Russia bills Indian refiners at a price shade less than the USD 60 per barrel price cap imposed by the West but charges anything between USD 11 to USD 19 per barrel, twice the normal rate, for delivery from the Baltic and Black Sea to the west coast, three sources with knowledge of the matter said.
 
The USD 11-19 per barrel shipping costs from the Russian ports to India - some of it on the 100+ tankers reportedly acquired by Russian actors for a shadow fleet - are higher than rates for comparable distances, such as a voyage from the Persian Gulf to Rotterdam.
 
Following Moscow's invasion of Ukraine in February last year, Russian oil was sanctioned and shunned by European buyers and some in Asia, such as Japan.
 
This led to Russian Urals crude being traded at a discount to Brent crude (the global benchmark). The discount on Russian Urals grade has however narrowed from levels of around USD 30 a barrel in the middle of last year to closer to USD 4 per barrel, sources said.
 Indian refiners, who convert crude oil extracted from below ground into finished products such as petrol and diesel, are now the biggest buyers of Russian oil as Chinese imports have maxed out due to a massive electrification of vehicles and demand issues in a shaky economy.
 
Indian refiners ramped up purchases from less than 2 per cent of their entire buys in pre-Ukraine war times to 44 per cent to capture the discounted oil.
 
But these discounts have been shrinking as companies such as government-controlled entities like Indian Oil Corporation (IOC), Hindustan Petroleum Corporation Ltd, Bharat Petroleum Corporation Ltd (BPCL), Mangalore Refinery and Petrochemicals Ltd and HPCL-Mittal Energy Ltd as well as private refiners Reliance Industries Ltd and Nayara Energy Ltd continue to negotiate deals with Russia separately.

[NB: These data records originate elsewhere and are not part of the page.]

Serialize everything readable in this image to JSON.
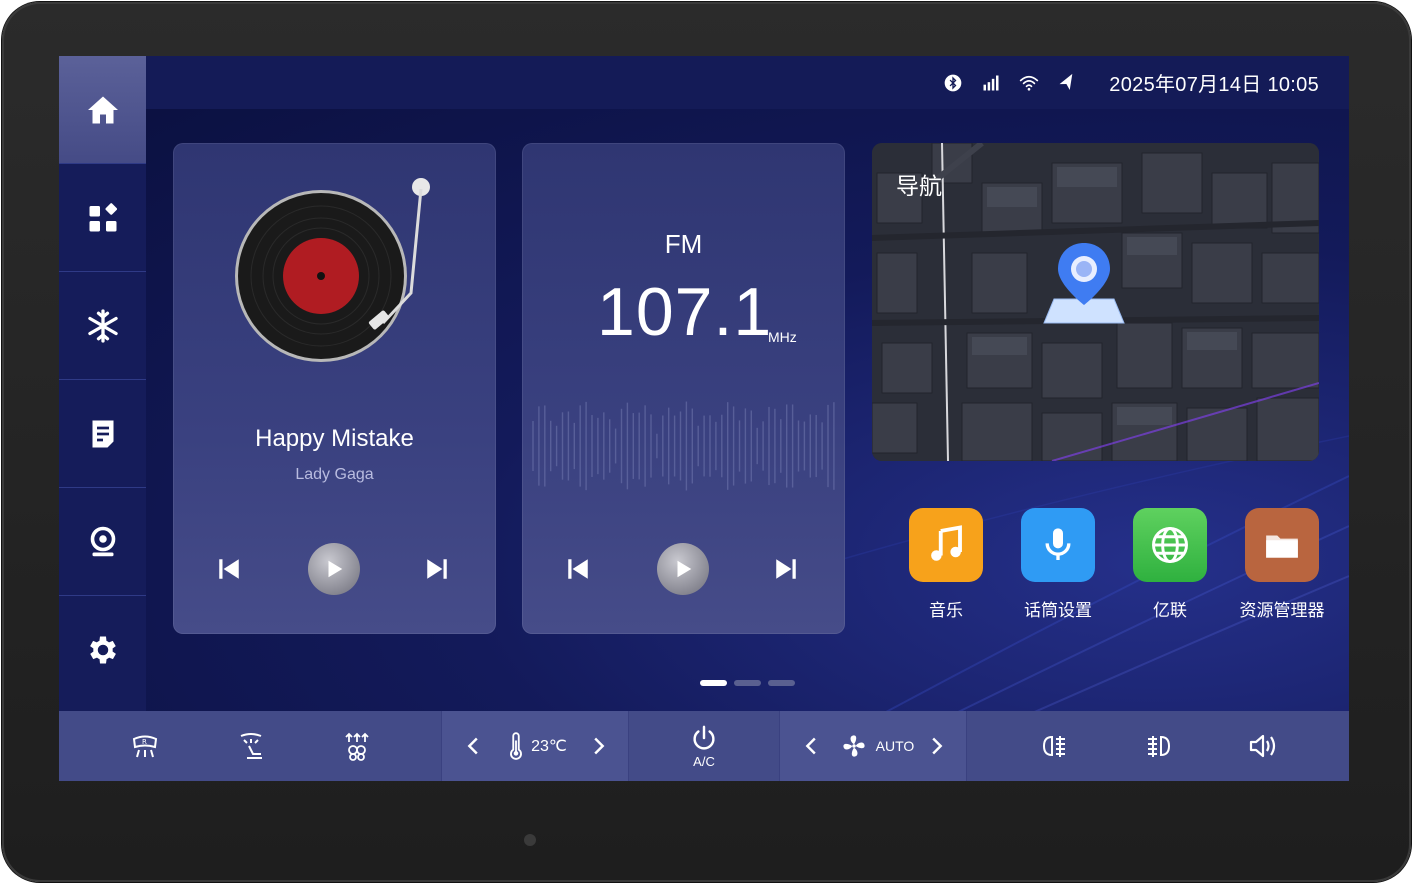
{
  "sidebar": {
    "items": [
      {
        "icon": "home-icon",
        "active": true
      },
      {
        "icon": "apps-icon"
      },
      {
        "icon": "snowflake-icon"
      },
      {
        "icon": "notes-icon"
      },
      {
        "icon": "webcam-icon"
      },
      {
        "icon": "gear-icon"
      }
    ]
  },
  "status": {
    "icons": [
      "bluetooth-icon",
      "cellular-signal-icon",
      "wifi-icon",
      "navigation-arrow-icon"
    ],
    "datetime": "2025年07月14日   10:05"
  },
  "music": {
    "title": "Happy Mistake",
    "artist": "Lady Gaga"
  },
  "radio": {
    "band": "FM",
    "frequency": "107.1",
    "unit": "MHz"
  },
  "navigation": {
    "title": "导航"
  },
  "apps": [
    {
      "label": "音乐",
      "icon": "music-note-icon",
      "color": "#f7a21b"
    },
    {
      "label": "话筒设置",
      "icon": "microphone-icon",
      "color": "#2f9bf4"
    },
    {
      "label": "亿联",
      "icon": "globe-icon",
      "color": "#3dc24a"
    },
    {
      "label": "资源管理器",
      "icon": "folder-icon",
      "color": "#b9653f"
    }
  ],
  "pager": {
    "count": 3,
    "active": 0
  },
  "climate": {
    "temperature": "23℃",
    "ac_label": "A/C",
    "fan_label": "AUTO"
  },
  "colors": {
    "screen_bg": "#0a0f3d",
    "sidebar_bg": "#151c5a",
    "bottombar_bg": "#434b88",
    "accent": "#ffffff"
  }
}
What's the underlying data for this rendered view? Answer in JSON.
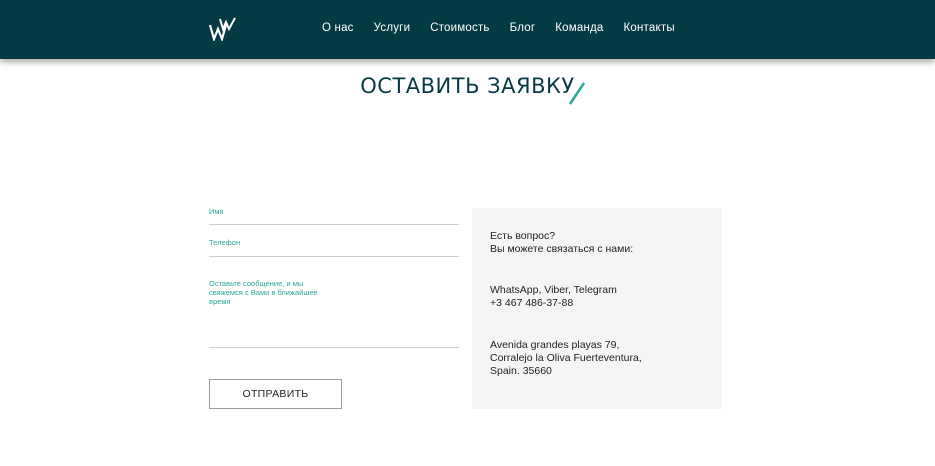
{
  "nav": {
    "items": [
      "О нас",
      "Услуги",
      "Стоимость",
      "Блог",
      "Команда",
      "Контакты"
    ]
  },
  "page": {
    "title": "ОСТАВИТЬ ЗАЯВКУ"
  },
  "form": {
    "name_label": "Имя",
    "phone_label": "Телефон",
    "message_label": "Оставьте сообщение, и мы свяжемся с Вами в ближайшее время",
    "submit_label": "ОТПРАВИТЬ"
  },
  "contacts": {
    "question_line1": "Есть вопрос?",
    "question_line2": "Вы можете связаться с нами:",
    "messengers": "WhatsApp, Viber, Telegram",
    "phone": "+3 467 486-37-88",
    "address_line1": "Avenida grandes playas 79,",
    "address_line2": "Corralejo la Oliva Fuerteventura,",
    "address_line3": "Spain. 35660"
  },
  "colors": {
    "header_bg": "#033a44",
    "accent": "#2aa89a",
    "title": "#073a44"
  },
  "icons": {
    "logo": "ww-logo-icon",
    "title_accent": "slash-accent-icon"
  }
}
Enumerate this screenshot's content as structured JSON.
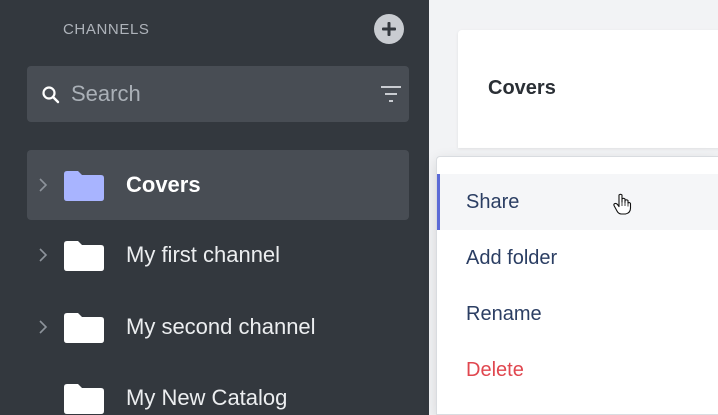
{
  "sidebar": {
    "header": "CHANNELS",
    "add_icon": "plus-circle-icon",
    "search": {
      "placeholder": "Search",
      "search_icon": "search-icon",
      "filter_icon": "filter-icon"
    },
    "items": [
      {
        "label": "Covers",
        "selected": true,
        "has_children": true,
        "folder_color": "#a8b4ff"
      },
      {
        "label": "My first channel",
        "selected": false,
        "has_children": true,
        "folder_color": "#ffffff"
      },
      {
        "label": "My second channel",
        "selected": false,
        "has_children": true,
        "folder_color": "#ffffff"
      },
      {
        "label": "My New Catalog",
        "selected": false,
        "has_children": false,
        "folder_color": "#ffffff"
      }
    ]
  },
  "main": {
    "card_title": "Covers"
  },
  "context_menu": {
    "items": [
      {
        "label": "Share",
        "active": true
      },
      {
        "label": "Add folder",
        "active": false
      },
      {
        "label": "Rename",
        "active": false
      },
      {
        "label": "Delete",
        "active": false,
        "danger": true
      }
    ]
  },
  "colors": {
    "sidebar_bg": "#33383e",
    "selected_bg": "#484d54",
    "accent": "#5c6bd6",
    "danger": "#e0474f",
    "menu_text": "#2b3e63"
  },
  "cursor": "hand-pointer-icon"
}
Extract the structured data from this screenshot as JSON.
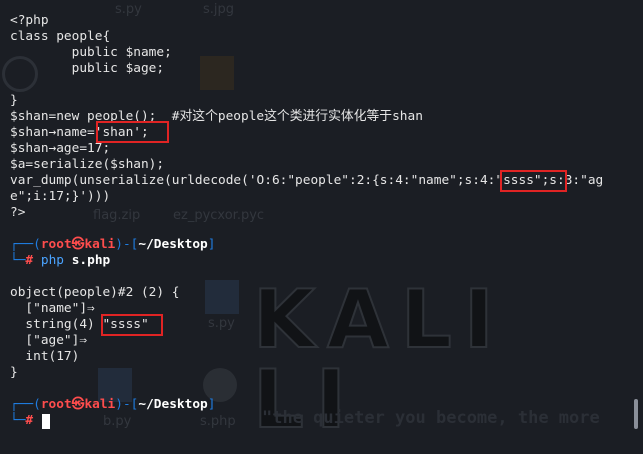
{
  "desktop": {
    "ghost_labels": [
      "s.py",
      "s.jpg",
      "flag.zip",
      "ez_pycxor.pyc",
      "b.py",
      "s.php",
      "s.py"
    ],
    "watermark": "KALI LI",
    "tagline": "\"the quieter you become, the more"
  },
  "terminal": {
    "code": [
      "<?php",
      "class people{",
      "        public $name;",
      "        public $age;",
      "",
      "}",
      "$shan=new people();  #对这个people这个类进行实体化等于shan",
      "$shan→name='shan';",
      "$shan→age=17;",
      "$a=serialize($shan);",
      "var_dump(unserialize(urldecode('O:6:\"people\":2:{s:4:\"name\";s:4:\"ssss\";s:3:\"ag",
      "e\";i:17;}')))",
      "?>"
    ],
    "prompt1": {
      "bar_open": "┌──(",
      "user": "root㉿kali",
      "mid": ")-[",
      "dir": "~/Desktop",
      "close": "]",
      "bar_second": "└─",
      "hash": "#",
      "command": "php",
      "argument": "s.php"
    },
    "output": [
      "object(people)#2 (2) {",
      "  [\"name\"]⇒",
      "  string(4) \"ssss\"",
      "  [\"age\"]⇒",
      "  int(17)",
      "}"
    ],
    "prompt2": {
      "bar_open": "┌──(",
      "user": "root㉿kali",
      "mid": ")-[",
      "dir": "~/Desktop",
      "close": "]",
      "bar_second": "└─",
      "hash": "#"
    }
  },
  "colors": {
    "background": "#1b1e24",
    "text": "#e6e6e6",
    "prompt_bar": "#1f7ce0",
    "prompt_user": "#ff4d4d",
    "highlight_box": "#e02424",
    "command": "#4aa3ff"
  }
}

The discounts could have been higher if state controlled units, who account for roughly 60 per cent of the 2 million barrels per day of Russian oil flowing into India, negotiated together, sources said.
 
"Chinese demand has maxed out and Europe is not buying any seaborne crude from Russia. So India remains the only destination with increasing appetite. And if they (refiners) negotiated together, bigger discounts could have been extracted," a source said.